Centrale Raad van Beroep
In deze zaak heeft de Centrale Raad van Beroep op 21 april 2022 uitspraak gedaan over het verzet van appellant tegen een eerdere beslissing van 9 december 2021, waarin het hoger beroep niet-ontvankelijk was verklaard. Appellant, die een bijstandsuitkering ontvangt, stelde dat hij niet in staat was het griffierecht te betalen en voerde aan dat de Raad ten onrechte uitging van een inkomen van 90% van de bijstandsnorm. Hij verwees naar artikel 34 van de Wet op de rechtsbijstand, maar de Raad oordeelde dat deze wet niet van toepassing is op de beoordeling van betalingsonmacht voor het griffierecht.

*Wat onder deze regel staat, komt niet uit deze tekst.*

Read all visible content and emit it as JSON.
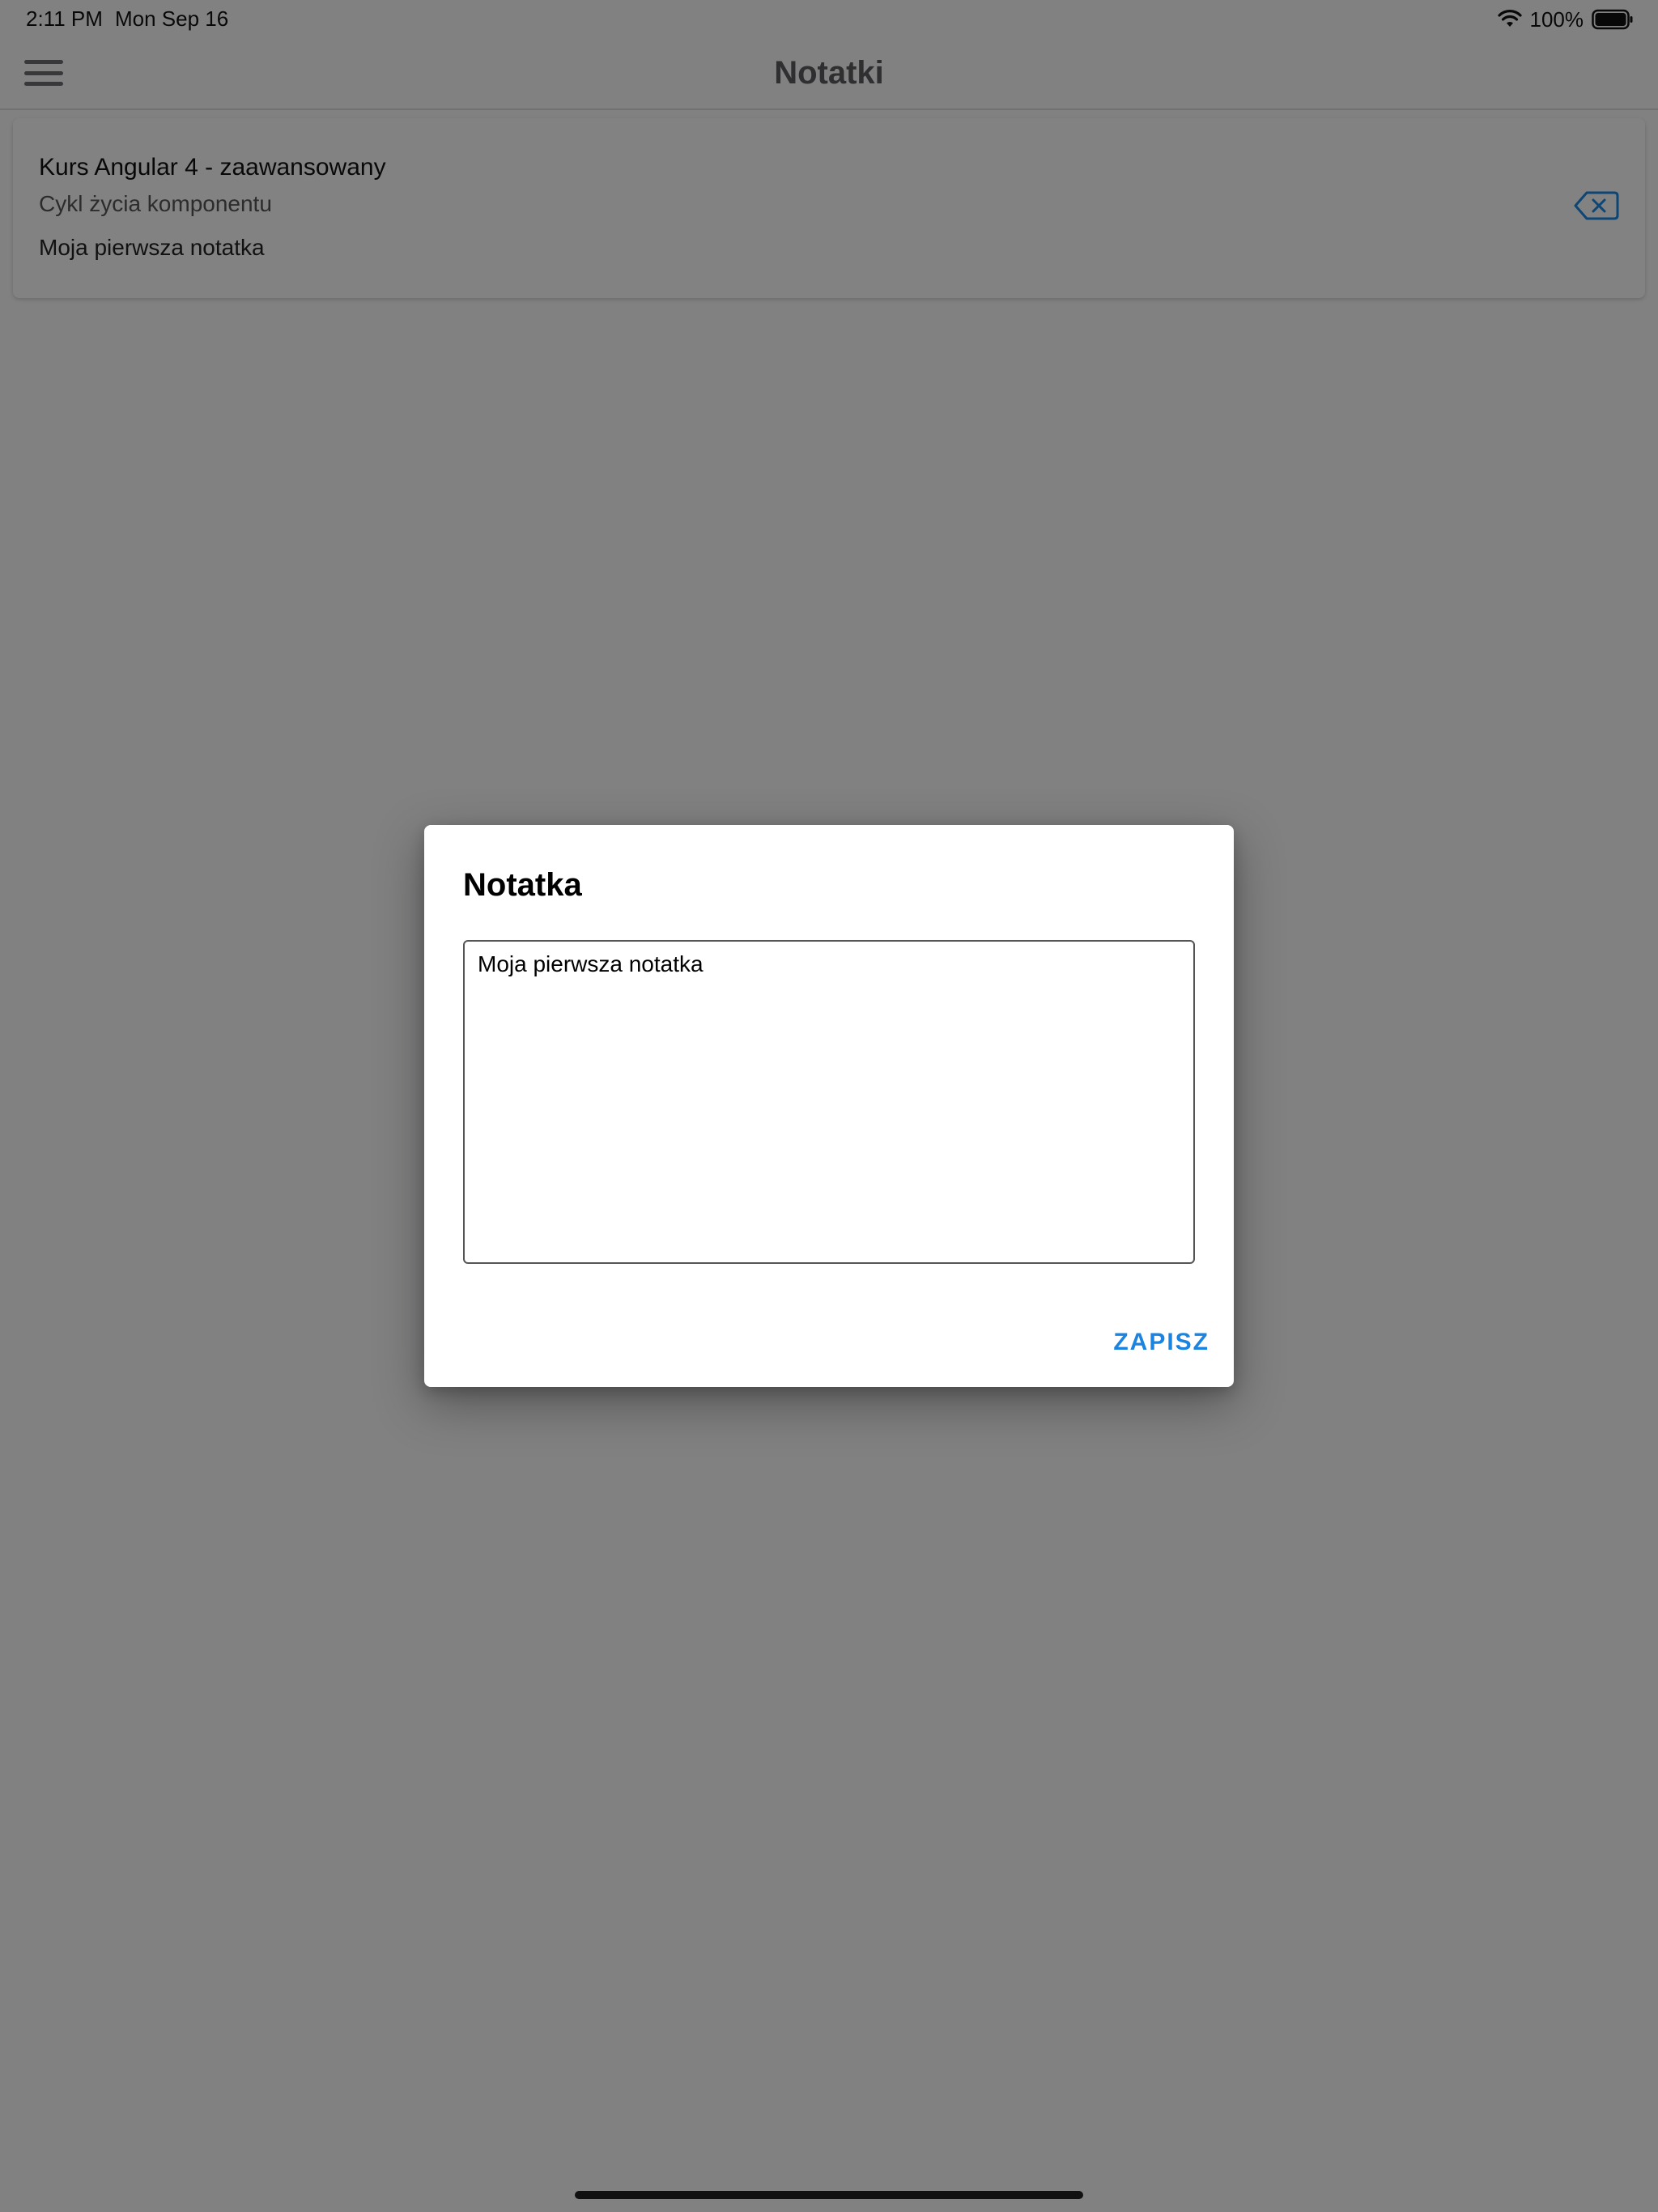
{
  "status_bar": {
    "time": "2:11 PM",
    "date": "Mon Sep 16",
    "battery": "100%",
    "battery_level": 1.0,
    "wifi_icon": "wifi-icon",
    "battery_icon": "battery-icon"
  },
  "header": {
    "title": "Notatki",
    "menu_icon": "hamburger-menu-icon"
  },
  "notes": [
    {
      "course": "Kurs Angular 4 - zaawansowany",
      "lesson": "Cykl życia komponentu",
      "text": "Moja pierwsza notatka",
      "delete_icon": "backspace-delete-icon"
    }
  ],
  "dialog": {
    "title": "Notatka",
    "textarea_value": "Moja pierwsza notatka",
    "save_label": "ZAPISZ"
  },
  "colors": {
    "accent": "#1a84e0",
    "backdrop": "#7f7f81",
    "dialog_bg": "#ffffff"
  }
}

De Raad heeft vastgesteld dat appellant in de relevante periode over een inkomen beschikte dat hoger was dan de geldende norm. Hierdoor voldeed hij niet aan de criteria voor betalingsonmacht. De Raad heeft het verzet ongegrond verklaard en er was geen aanleiding voor een proceskostenveroordeling. De uitspraak werd gedaan in het openbaar en de beslissing werd ondertekend door J.C. Boeree, met R. van der Heide als griffier. Het in hoger beroep betaalde griffierecht van € 4,- wordt aan appellant terugbetaald.